Local artist’s portrayal of George Floyd
Sitting in my living room tapping on my laptop keys seems pointless.
Instead, I’ve been on Zoom calls about systemic racism and white privilege, I’ve ordered books and more books, I’ve joined Facebook groups that help white people understand that their reality is not the only reality. I’ve had honest and uncomfortable conversations with my black friends. I’ve attended four socially distanced, masked protest vigils in my community and at my church, not wanting to risk COVID at the protests in D.C.
Writing a New Story
I’m taking an online class called The New Story Community, about imagining a new human story based not on power and domination, but on community and cooperation. A speaker named Melvin Bray really resonated with me (if you click on that link, begin at 10:05). Melvin teaches that simply trying to change minds and hearts won’t dismantle racism. By the time you get to the emotional stage, it’s too late. Because racism started for reasons of gain and profit, not hatred or fear. Once you’ve enslaved a bunch of people and committed genocide against some others, you have to backfill with a rationale for your actions. So you conclude that those people are “less than . . . sub-human . . . beasts . . . need to be civilized,” or better yet, “saved” by your religion. From that rationale is created your society’s myth, the story that dictates how you live, and your emotions and beliefs. Hence, if you start with emotions and beliefs like white hatred and fear, you’re way too late. You have to start with action — a “doing” — because that’s what started the cycle of racism.
These are not times for inaction or silence, and I feel restless and impatient. I pray and I meditate and I implore the cosmos, “What’s my part, what’s my role, what am I to DO?” And two words keep coming back to me: truth and write.
Writing Truth
Truth is a hard one, especially when we are experiencing a pandemic of lying, concealment, and “alternative facts.” Real truth, though, is an inner thing. It only comes when you still yourself, open your grasping hands, and sit with the grief and pain of losing whatever myths you believed about yourself and/or the world. Jesus said, “I am the way, and the truth, and the life.” I believe this, and I also believe that when anyone escapes their fearful, ego-centered thinking and opens their heart to true oneness and compassion, they are connecting with the same spirit I find in Jesus, no matter what they label it.
So getting to truth is complicated, and confused with “reality” and “right and wrong” and “proof” and all the rest.

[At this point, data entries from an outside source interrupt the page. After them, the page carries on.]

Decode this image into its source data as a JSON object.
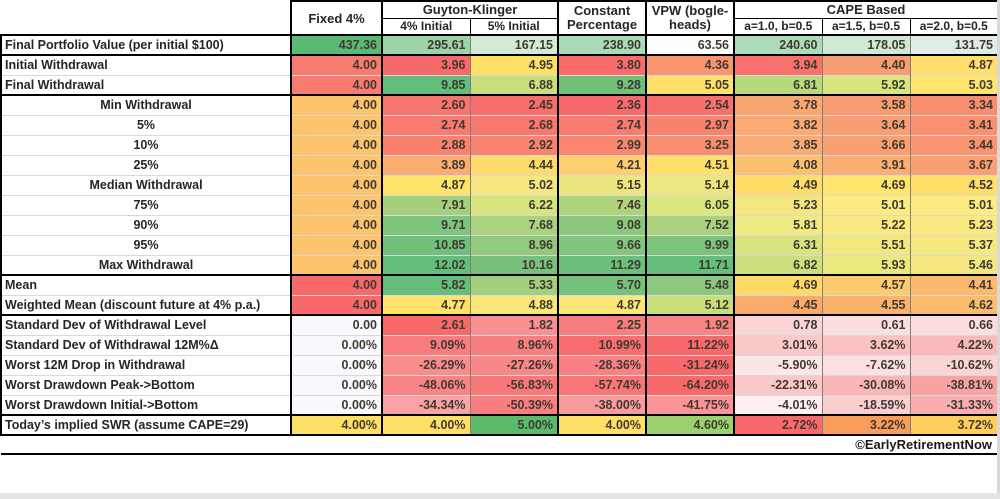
{
  "chart_data": {
    "type": "heatmap",
    "title": "",
    "palette": {
      "min_color": "#F8696B",
      "mid_color": "#FFEB84",
      "max_color": "#63BE7B"
    },
    "header": {
      "fixed": "Fixed 4%",
      "guyton_klinger": "Guyton-Klinger",
      "gk_sub_1": "4% Initial",
      "gk_sub_2": "5% Initial",
      "constant_1": "Constant",
      "constant_2": "Percentage",
      "vpw_1": "VPW (bogle-",
      "vpw_2": "heads)",
      "cape": "CAPE Based",
      "cape_sub_1": "a=1.0, b=0.5",
      "cape_sub_2": "a=1.5, b=0.5",
      "cape_sub_3": "a=2.0, b=0.5"
    },
    "columns": [
      "Fixed 4%",
      "Guyton-Klinger 4% Initial",
      "Guyton-Klinger 5% Initial",
      "Constant Percentage",
      "VPW (bogleheads)",
      "CAPE Based a=1.0, b=0.5",
      "CAPE Based a=1.5, b=0.5",
      "CAPE Based a=2.0, b=0.5"
    ],
    "rows": [
      {
        "label": "Final Portfolio Value (per initial $100)",
        "align": "left",
        "sectionStart": true,
        "values": [
          "437.36",
          "295.61",
          "167.15",
          "238.90",
          "63.56",
          "240.60",
          "178.05",
          "131.75"
        ],
        "colors": [
          "#5ABA73",
          "#9DD3A6",
          "#D2EAD6",
          "#ABDAB6",
          "#FDFDFB",
          "#AEDCBA",
          "#CFE9D6",
          "#E0EDE5"
        ]
      },
      {
        "label": "Initial Withdrawal",
        "align": "left",
        "sectionStart": true,
        "values": [
          "4.00",
          "3.96",
          "4.95",
          "3.80",
          "4.36",
          "3.94",
          "4.40",
          "4.87"
        ],
        "colors": [
          "#F87B70",
          "#F8696B",
          "#FFE066",
          "#F86C6C",
          "#F9966F",
          "#F8716D",
          "#F99D72",
          "#FFDF6B"
        ]
      },
      {
        "label": "Final Withdrawal",
        "align": "left",
        "sectionStart": false,
        "values": [
          "4.00",
          "9.85",
          "6.88",
          "9.28",
          "5.05",
          "6.81",
          "5.92",
          "5.03"
        ],
        "colors": [
          "#F87B70",
          "#63BE7B",
          "#C9DF7D",
          "#70C07A",
          "#FFE169",
          "#B8D97B",
          "#D9E57D",
          "#FFE56D"
        ]
      },
      {
        "label": "Min Withdrawal",
        "align": "center",
        "sectionStart": true,
        "values": [
          "4.00",
          "2.60",
          "2.45",
          "2.36",
          "2.54",
          "3.78",
          "3.58",
          "3.34"
        ],
        "colors": [
          "#FBC46D",
          "#F8746E",
          "#F86E6C",
          "#F8696B",
          "#F8706D",
          "#FAA772",
          "#F99B71",
          "#F98D6F"
        ]
      },
      {
        "label": "5%",
        "align": "center",
        "sectionStart": false,
        "values": [
          "4.00",
          "2.74",
          "2.68",
          "2.74",
          "2.97",
          "3.82",
          "3.64",
          "3.41"
        ],
        "colors": [
          "#FBC46D",
          "#F87A70",
          "#F8776F",
          "#F87A70",
          "#F9826F",
          "#FAA973",
          "#F99E72",
          "#F99170"
        ]
      },
      {
        "label": "10%",
        "align": "center",
        "sectionStart": false,
        "values": [
          "4.00",
          "2.88",
          "2.92",
          "2.99",
          "3.25",
          "3.85",
          "3.66",
          "3.44"
        ],
        "colors": [
          "#FBC46D",
          "#F9816E",
          "#F9836F",
          "#F9876F",
          "#F98D70",
          "#FAAB73",
          "#F99F72",
          "#F99370"
        ]
      },
      {
        "label": "25%",
        "align": "center",
        "sectionStart": false,
        "values": [
          "4.00",
          "3.89",
          "4.44",
          "4.21",
          "4.51",
          "4.08",
          "3.91",
          "3.67"
        ],
        "colors": [
          "#FBC46D",
          "#FAAC73",
          "#FFDC69",
          "#FDCF6E",
          "#FFE06A",
          "#FBC06E",
          "#FAAE73",
          "#F9A072"
        ]
      },
      {
        "label": "Median Withdrawal",
        "align": "center",
        "sectionStart": false,
        "values": [
          "4.00",
          "4.87",
          "5.02",
          "5.15",
          "5.14",
          "4.49",
          "4.69",
          "4.52"
        ],
        "colors": [
          "#FBC46D",
          "#FEE468",
          "#F4E681",
          "#EDE680",
          "#EEE680",
          "#FEDE69",
          "#FEE56B",
          "#FEDF6A"
        ]
      },
      {
        "label": "75%",
        "align": "center",
        "sectionStart": false,
        "values": [
          "4.00",
          "7.91",
          "6.22",
          "7.46",
          "6.05",
          "5.23",
          "5.01",
          "5.01"
        ],
        "colors": [
          "#FBC46D",
          "#A3CF7E",
          "#D8E47E",
          "#AED37D",
          "#DDE77F",
          "#F4E780",
          "#FBEB80",
          "#FBEB80"
        ]
      },
      {
        "label": "90%",
        "align": "center",
        "sectionStart": false,
        "values": [
          "4.00",
          "9.71",
          "7.68",
          "9.08",
          "7.52",
          "5.81",
          "5.22",
          "5.23"
        ],
        "colors": [
          "#FBC46D",
          "#7FC47C",
          "#ABD27E",
          "#8BC87D",
          "#AAD27E",
          "#EFEA81",
          "#F8EA7F",
          "#F8EA7F"
        ]
      },
      {
        "label": "95%",
        "align": "center",
        "sectionStart": false,
        "values": [
          "4.00",
          "10.85",
          "8.96",
          "9.66",
          "9.99",
          "6.31",
          "5.51",
          "5.37"
        ],
        "colors": [
          "#FBC46D",
          "#70BF7A",
          "#93C97D",
          "#82C57C",
          "#7CC37C",
          "#D9E47E",
          "#F3E780",
          "#F6E880"
        ]
      },
      {
        "label": "Max Withdrawal",
        "align": "center",
        "sectionStart": false,
        "values": [
          "4.00",
          "12.02",
          "10.16",
          "11.29",
          "11.71",
          "6.82",
          "5.93",
          "5.46"
        ],
        "colors": [
          "#FBC46D",
          "#63BE7B",
          "#77C17B",
          "#6BBF7A",
          "#66BE7B",
          "#CCDF7D",
          "#E9E980",
          "#F5E780"
        ]
      },
      {
        "label": "Mean",
        "align": "left",
        "sectionStart": true,
        "values": [
          "4.00",
          "5.82",
          "5.33",
          "5.70",
          "5.48",
          "4.69",
          "4.57",
          "4.41"
        ],
        "colors": [
          "#F8696B",
          "#66BE7B",
          "#A2D07E",
          "#76C17B",
          "#8CC87D",
          "#FED966",
          "#FCCB6E",
          "#FBBA6E"
        ]
      },
      {
        "label": "Weighted Mean (discount future at 4% p.a.)",
        "align": "left",
        "sectionStart": false,
        "values": [
          "4.00",
          "4.77",
          "4.88",
          "4.87",
          "5.12",
          "4.45",
          "4.55",
          "4.62"
        ],
        "colors": [
          "#F8696B",
          "#FEE26A",
          "#FBE678",
          "#FBE678",
          "#C9DE7A",
          "#FAAB6C",
          "#FBB26D",
          "#FCBC6E"
        ]
      },
      {
        "label": "Standard Dev of Withdrawal Level",
        "align": "left",
        "sectionStart": true,
        "values": [
          "0.00",
          "2.61",
          "1.82",
          "2.25",
          "1.92",
          "0.78",
          "0.61",
          "0.66"
        ],
        "colors": [
          "#F9F8FC",
          "#F8696B",
          "#F98F91",
          "#F87D7F",
          "#F88486",
          "#FBD5D6",
          "#FCDEDF",
          "#FCDCDD"
        ]
      },
      {
        "label": "Standard Dev of Withdrawal 12M%Δ",
        "align": "left",
        "sectionStart": false,
        "values": [
          "0.00%",
          "9.09%",
          "8.96%",
          "10.99%",
          "11.22%",
          "3.01%",
          "3.62%",
          "4.22%"
        ],
        "colors": [
          "#F9F8FC",
          "#F87C7E",
          "#F87E80",
          "#F86D6F",
          "#F8696B",
          "#FBC9CA",
          "#FBC1C3",
          "#FABABC"
        ]
      },
      {
        "label": "Worst 12M Drop in Withdrawal",
        "align": "left",
        "sectionStart": false,
        "values": [
          "0.00%",
          "-26.29%",
          "-27.26%",
          "-28.36%",
          "-31.24%",
          "-5.90%",
          "-7.62%",
          "-10.62%"
        ],
        "colors": [
          "#F9F8FC",
          "#F98C8D",
          "#F98788",
          "#F98183",
          "#F8696B",
          "#FCE7E8",
          "#FCE0E1",
          "#FBD4D5"
        ]
      },
      {
        "label": "Worst Drawdown Peak->Bottom",
        "align": "left",
        "sectionStart": false,
        "values": [
          "0.00%",
          "-48.06%",
          "-56.83%",
          "-57.74%",
          "-64.20%",
          "-22.31%",
          "-30.08%",
          "-38.81%"
        ],
        "colors": [
          "#F9F8FC",
          "#F88486",
          "#F87779",
          "#F87678",
          "#F8696B",
          "#FBC8C9",
          "#FAB5B7",
          "#F9A2A4"
        ]
      },
      {
        "label": "Worst Drawdown Initial->Bottom",
        "align": "left",
        "sectionStart": false,
        "values": [
          "0.00%",
          "-34.34%",
          "-50.39%",
          "-38.00%",
          "-41.75%",
          "-4.01%",
          "-18.59%",
          "-31.33%"
        ],
        "colors": [
          "#F9F8FC",
          "#F9A3A5",
          "#F87E80",
          "#F99B9D",
          "#F99395",
          "#FDEFEF",
          "#FBCFD0",
          "#FAAEB0"
        ]
      },
      {
        "label": "Today’s implied SWR (assume CAPE=29)",
        "align": "left",
        "sectionStart": true,
        "values": [
          "4.00%",
          "4.00%",
          "5.00%",
          "4.00%",
          "4.60%",
          "2.72%",
          "3.22%",
          "3.72%"
        ],
        "colors": [
          "#FFE066",
          "#FFE066",
          "#5BBB6B",
          "#FFE066",
          "#9CD16F",
          "#F8696B",
          "#FA9D5A",
          "#FFCE5D"
        ]
      }
    ],
    "footer": "©EarlyRetirementNow"
  }
}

But writing? Writing I can do. It’s what I’m called to do. I pray that my words and the spirit behind them will add mercy and kindness and truth to the world. I also pray that grief, confusion, cynicism, fear, outrage, guilt, and despair do not keep me from being who I’m meant to be and doing what I’m meant to do. Amen.

Amen
Jul 04, 2020 @ 10:38:30
I love that even in the midst of so much change and unknown you still hear your core call to write. God is creating and the ground is disruptive but new life will emerge. Hard to wait though and fully understand and to trust the process. Remembering who I am, whose I am and what he has placed in our heart to do has helped. You do need to write, I enjoyed reading your insights.
Jul 04, 2020 @ 12:38:48
Thanks, Jean. Thanks for visiting! Keep that pen (or keyboard) moving!
Jun 18, 2020 @ 16:26:51
Seems you’re in my head, Melanie:
https://my-true-north.com/2020/06/16/im-with-the-birds-and-the-humans-who-love-them/
https://my-true-north.com/2020/04/02/white-lady-fairy-dust/
I included a slightly cleaned-up version of both these posts in our Institutional Equity, Diversity & Inclusion newsletter (Linn-Benton Community College) in May and June.
I often find myself wondering what Kirk Koepsel would have to say about these times.
Wishing you wellness, love, peace and light.
Jun 18, 2020 @ 17:24:28
That’s so funny! We’re tracking, for sure. Be well, keep up the fight, as Kirk would have done!